HALES: I absolutely agree about the consumer education piece. With the high deductible health plans that I have through my employer, my employer puts some money into an account for me where I can offset some of my costs for my high deductible. Individuals on the Affordable Care Act don’t have that same luxury. And a lot of the consumers don’t understand that there’s the premium that you have to buy the insurance, and then you have a deductible that pays for the care. And that education gap is so large that people are caught off guard when they go to the doctor or have a hospital stay, or even when they have to accumulate up to their deductible. They just weren’t aware and thought that since they just bought their insurance, everything else would be covered. So that education gap is really important to close.

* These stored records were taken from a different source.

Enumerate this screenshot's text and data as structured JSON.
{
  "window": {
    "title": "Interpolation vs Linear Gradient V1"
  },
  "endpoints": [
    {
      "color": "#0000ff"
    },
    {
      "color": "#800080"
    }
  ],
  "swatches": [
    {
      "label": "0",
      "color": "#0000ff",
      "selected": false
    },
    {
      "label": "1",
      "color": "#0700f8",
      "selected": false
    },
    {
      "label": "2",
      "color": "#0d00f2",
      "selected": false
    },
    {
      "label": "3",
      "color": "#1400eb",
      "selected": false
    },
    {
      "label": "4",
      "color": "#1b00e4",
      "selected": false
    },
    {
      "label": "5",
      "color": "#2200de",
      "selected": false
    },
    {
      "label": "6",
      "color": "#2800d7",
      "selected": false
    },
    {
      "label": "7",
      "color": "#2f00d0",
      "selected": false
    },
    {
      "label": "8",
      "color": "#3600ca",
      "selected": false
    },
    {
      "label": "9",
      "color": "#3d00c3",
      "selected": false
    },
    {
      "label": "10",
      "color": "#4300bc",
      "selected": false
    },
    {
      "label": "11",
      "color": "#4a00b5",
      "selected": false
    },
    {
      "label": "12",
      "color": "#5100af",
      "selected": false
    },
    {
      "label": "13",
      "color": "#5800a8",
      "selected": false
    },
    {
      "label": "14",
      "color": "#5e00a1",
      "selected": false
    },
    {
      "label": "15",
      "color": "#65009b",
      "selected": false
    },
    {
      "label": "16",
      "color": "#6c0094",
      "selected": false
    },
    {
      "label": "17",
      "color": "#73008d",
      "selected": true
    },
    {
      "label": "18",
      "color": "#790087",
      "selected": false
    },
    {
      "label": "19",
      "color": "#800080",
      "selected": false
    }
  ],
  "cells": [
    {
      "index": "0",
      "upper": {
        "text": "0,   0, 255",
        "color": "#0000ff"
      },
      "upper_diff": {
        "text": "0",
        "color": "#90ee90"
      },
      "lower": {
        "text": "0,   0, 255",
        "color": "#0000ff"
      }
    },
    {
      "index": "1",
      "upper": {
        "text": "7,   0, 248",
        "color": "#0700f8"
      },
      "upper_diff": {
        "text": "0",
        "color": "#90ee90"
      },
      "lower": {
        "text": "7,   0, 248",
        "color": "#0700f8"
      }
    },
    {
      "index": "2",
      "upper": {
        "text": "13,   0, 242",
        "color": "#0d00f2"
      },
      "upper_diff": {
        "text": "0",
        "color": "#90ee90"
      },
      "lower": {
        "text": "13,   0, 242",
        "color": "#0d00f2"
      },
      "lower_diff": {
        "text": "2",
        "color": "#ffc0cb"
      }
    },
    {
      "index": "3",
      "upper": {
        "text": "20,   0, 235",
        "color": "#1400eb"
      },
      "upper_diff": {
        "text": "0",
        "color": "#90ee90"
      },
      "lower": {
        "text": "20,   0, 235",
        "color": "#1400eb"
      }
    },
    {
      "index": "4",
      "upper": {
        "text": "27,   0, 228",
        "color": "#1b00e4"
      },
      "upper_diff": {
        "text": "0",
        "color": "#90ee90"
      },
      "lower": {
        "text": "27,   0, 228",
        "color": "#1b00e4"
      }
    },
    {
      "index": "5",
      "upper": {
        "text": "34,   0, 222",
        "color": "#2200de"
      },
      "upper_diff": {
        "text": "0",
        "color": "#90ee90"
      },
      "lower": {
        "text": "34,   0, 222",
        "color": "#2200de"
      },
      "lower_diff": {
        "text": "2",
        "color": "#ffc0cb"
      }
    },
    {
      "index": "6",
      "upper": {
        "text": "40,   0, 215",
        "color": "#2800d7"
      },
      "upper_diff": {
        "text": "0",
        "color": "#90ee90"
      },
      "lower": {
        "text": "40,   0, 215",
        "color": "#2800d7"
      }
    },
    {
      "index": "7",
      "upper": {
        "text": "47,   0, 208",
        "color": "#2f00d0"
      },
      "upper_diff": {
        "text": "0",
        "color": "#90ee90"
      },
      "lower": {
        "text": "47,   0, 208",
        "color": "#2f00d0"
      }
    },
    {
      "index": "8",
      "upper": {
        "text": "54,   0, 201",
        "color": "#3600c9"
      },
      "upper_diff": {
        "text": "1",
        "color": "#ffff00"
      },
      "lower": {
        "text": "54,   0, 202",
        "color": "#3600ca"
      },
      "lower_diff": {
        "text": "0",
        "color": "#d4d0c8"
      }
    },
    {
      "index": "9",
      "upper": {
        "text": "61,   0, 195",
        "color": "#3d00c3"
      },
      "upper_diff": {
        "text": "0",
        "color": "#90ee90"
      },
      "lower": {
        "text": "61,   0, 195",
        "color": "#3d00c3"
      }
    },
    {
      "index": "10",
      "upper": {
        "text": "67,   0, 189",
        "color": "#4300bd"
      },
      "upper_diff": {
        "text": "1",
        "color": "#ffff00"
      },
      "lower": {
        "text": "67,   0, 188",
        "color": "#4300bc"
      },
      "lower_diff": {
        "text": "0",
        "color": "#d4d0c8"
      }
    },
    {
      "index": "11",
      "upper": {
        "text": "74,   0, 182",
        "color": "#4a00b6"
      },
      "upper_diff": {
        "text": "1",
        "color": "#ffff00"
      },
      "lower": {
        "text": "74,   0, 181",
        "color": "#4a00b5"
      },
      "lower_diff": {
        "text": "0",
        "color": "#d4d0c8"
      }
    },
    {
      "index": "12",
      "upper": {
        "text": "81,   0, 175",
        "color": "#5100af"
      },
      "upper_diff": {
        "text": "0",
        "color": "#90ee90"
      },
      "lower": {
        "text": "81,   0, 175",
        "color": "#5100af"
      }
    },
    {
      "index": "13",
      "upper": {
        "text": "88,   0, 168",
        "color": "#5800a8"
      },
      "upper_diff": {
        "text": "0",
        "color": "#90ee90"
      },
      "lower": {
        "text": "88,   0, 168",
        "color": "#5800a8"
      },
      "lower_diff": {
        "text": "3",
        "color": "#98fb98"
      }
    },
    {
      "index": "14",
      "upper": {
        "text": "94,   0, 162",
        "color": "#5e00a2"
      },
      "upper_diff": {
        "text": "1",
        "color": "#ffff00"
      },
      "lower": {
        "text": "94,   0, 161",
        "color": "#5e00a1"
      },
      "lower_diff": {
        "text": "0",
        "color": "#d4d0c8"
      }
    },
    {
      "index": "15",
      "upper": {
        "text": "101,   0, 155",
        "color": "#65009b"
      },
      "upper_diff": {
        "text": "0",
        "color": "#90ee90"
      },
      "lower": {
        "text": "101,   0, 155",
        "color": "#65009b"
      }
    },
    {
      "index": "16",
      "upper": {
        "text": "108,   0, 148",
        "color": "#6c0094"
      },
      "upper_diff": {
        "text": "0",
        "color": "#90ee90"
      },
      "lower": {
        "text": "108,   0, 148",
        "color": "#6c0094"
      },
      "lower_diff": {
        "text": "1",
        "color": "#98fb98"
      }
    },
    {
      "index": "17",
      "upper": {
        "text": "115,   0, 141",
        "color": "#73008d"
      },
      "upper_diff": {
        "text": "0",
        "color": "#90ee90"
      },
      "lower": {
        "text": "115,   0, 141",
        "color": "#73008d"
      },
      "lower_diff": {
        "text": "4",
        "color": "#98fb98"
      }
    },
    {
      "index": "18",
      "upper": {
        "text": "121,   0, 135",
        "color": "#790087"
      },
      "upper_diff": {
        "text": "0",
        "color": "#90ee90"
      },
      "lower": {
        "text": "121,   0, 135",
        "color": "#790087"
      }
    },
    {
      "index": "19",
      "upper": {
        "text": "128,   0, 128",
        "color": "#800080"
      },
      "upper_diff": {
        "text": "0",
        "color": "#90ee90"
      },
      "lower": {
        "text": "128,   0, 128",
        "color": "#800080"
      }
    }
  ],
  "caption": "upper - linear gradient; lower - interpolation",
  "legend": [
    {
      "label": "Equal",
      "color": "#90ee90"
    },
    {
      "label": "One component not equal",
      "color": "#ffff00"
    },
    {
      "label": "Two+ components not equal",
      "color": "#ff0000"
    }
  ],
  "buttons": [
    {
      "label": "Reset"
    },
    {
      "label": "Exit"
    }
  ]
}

WILLIAMS: From my company’s perspective, one of our biggest challenges is not only understanding health insurance, which is complicated for the consumer, but the delivery of healthcare is extremely complicated, as well. And it seems to be, from our employees’ standpoint, very inefficient. How many times have we filled out a health form? And you move to a specialist and fill out another one, move to another specialist and fill out another one, and you repeat this over and over again. They don’t know how to officially access the system. They put more research into buying a mobile phone than they will into the delivery of their healthcare, which is far more important in their lives.